According to a 2014 survey published by Trans PULSE Project, 34 per cent of trans people living in Ontario said they had been verbally threatened or harassed just for being trans. 20 per cent said they had been physically or sexually assaulted for the same reason, and of that number, 97 per cent “[reported] avoiding at least one type of public space.” So it should go without saying that transgender people should be allowed safe spaces and legal protections to curb the violence they experience in their day-to-day lives. And yet, here we are saying it.
Progress on the transgender rights front has been slow going. The B.C. provincial government recently tabled legislation adding “gender identity and expression” to the Human Rights Code, even though NDP MLA Spencer Chandra Herbert has been pushing for its addition for years. And the federal government has legislation adding similar language to the Canadian Human Rights Act — Bill C-16 — going through second reading in the House of Commons as of May 17. These are important steps towards greater acceptance of transgender people in Western society, but they are long overdue.
All the more reason why places like the Third Space are essential for all self-identifying women who need them.

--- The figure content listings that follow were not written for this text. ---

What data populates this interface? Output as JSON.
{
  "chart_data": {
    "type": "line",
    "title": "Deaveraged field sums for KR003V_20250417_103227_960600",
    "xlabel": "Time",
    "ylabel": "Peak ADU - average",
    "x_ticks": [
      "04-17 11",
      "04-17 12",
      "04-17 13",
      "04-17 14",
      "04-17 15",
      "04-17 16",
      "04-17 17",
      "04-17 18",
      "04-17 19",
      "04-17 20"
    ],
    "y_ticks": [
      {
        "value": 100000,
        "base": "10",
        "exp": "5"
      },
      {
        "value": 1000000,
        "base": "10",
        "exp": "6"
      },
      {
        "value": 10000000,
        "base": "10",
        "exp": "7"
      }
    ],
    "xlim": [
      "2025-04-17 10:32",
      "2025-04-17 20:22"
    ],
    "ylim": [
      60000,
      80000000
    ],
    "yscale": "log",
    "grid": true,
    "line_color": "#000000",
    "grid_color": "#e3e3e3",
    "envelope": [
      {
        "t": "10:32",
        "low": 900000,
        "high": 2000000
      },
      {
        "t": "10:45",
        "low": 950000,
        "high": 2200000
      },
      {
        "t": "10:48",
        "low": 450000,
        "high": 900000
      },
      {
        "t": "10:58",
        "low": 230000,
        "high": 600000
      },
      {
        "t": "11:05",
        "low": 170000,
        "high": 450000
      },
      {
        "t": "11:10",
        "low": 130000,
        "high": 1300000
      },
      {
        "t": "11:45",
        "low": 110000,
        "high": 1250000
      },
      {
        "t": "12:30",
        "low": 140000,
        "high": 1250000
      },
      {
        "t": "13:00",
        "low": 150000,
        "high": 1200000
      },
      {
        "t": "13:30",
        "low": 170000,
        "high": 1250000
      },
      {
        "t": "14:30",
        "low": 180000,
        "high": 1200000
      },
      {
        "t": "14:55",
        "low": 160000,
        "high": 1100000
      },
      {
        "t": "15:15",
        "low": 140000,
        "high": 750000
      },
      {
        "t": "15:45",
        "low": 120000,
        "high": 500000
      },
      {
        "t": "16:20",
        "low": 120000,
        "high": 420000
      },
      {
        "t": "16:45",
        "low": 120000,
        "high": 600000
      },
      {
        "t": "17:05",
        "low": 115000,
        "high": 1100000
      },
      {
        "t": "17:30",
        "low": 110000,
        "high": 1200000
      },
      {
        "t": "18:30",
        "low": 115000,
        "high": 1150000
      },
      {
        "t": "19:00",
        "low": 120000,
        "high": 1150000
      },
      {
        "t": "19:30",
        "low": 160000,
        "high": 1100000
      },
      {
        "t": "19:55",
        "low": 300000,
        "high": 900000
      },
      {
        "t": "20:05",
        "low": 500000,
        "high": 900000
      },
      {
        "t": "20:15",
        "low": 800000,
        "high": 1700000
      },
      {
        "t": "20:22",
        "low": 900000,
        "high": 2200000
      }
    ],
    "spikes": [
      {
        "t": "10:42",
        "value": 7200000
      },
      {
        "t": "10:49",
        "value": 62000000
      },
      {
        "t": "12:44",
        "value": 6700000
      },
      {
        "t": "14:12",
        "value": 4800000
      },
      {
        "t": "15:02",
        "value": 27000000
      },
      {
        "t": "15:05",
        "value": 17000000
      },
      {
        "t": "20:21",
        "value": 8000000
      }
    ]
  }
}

Whether they’re cisgender or transgender, non-binary or gender fluid, until protections are enshrined in law and people learn not to discriminate based on gender, these spaces are essential in providing safe and inclusive environments for marginalized individuals. If the community and the powers that be do not see you as a person worth protecting, there has to be somewhere you can go where you are.

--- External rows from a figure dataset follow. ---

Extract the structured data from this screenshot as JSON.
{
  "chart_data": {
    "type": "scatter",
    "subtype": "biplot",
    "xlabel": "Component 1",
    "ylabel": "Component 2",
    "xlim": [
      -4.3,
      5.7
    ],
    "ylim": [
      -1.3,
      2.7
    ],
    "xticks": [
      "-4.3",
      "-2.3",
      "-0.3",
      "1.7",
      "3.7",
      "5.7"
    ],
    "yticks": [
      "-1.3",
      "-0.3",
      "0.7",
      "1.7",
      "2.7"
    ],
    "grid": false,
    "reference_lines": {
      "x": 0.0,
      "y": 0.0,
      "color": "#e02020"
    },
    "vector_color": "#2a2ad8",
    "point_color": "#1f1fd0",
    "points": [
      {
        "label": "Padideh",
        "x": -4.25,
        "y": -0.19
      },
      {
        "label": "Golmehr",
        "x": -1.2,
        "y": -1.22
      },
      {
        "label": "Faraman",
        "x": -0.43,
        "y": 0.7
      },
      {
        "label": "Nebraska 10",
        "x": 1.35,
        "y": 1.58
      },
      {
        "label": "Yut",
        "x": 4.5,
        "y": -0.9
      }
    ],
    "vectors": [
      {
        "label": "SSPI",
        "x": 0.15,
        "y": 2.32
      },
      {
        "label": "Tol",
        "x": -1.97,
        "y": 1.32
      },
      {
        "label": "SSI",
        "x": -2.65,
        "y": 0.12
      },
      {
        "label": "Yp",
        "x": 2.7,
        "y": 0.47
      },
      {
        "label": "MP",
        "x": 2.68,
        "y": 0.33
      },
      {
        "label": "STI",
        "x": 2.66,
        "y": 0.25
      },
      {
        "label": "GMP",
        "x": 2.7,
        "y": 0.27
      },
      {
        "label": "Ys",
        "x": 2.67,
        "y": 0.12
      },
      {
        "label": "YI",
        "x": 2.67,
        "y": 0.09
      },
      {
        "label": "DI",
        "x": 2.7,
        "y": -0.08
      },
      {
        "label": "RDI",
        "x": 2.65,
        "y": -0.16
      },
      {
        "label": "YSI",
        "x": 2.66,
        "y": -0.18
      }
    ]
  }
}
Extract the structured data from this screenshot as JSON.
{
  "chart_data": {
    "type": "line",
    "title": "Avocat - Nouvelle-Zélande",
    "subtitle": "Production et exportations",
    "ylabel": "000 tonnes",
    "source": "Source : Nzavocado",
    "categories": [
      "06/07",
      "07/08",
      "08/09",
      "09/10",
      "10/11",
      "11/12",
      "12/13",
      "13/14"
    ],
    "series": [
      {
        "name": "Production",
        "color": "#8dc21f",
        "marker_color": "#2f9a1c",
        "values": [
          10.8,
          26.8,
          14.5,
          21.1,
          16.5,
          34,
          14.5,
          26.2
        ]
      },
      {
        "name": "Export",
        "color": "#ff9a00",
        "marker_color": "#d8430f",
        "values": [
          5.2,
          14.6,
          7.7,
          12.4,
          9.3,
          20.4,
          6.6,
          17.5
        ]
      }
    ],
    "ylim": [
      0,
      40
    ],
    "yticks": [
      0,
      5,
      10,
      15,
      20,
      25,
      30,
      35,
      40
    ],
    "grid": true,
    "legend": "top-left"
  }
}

Given the everyday challenges and oppressions faced by transgender people, it’s repugnant to think of a group on this campus trying to actively remove trans folks’ access to one of the few safe spaces they have, yet that seems to be one of the primary goals of the TERFs so far. In addition to opposing the Third Space’s inclusive policies, this contingent has also been accused of spreading transantagonistic material within the SUB, and one Twitter account run created in response to the Third Space’s policies has made a specific habit of wilfully misgendering trans people. Despite the debate that exists around who belongs to the feminist movement and what it means to include trans people in formerly women’s-only spaces, that debate should never devolve into attacks on one’s person and/or state of being.
We at the Martlet lack a lot of the perspective needed to participate in the discussion around the problems at the Third Space right now. It’s a more-than-complex issue with a myriad of perspectives. But we do know that if you want to solve something, you have to be willing to sit down and talk with each other to understand each other. If you don’t want to do that, then you don’t want to solve the problem. And if you don’t want to solve the problem, you shouldn’t be stirring up shit.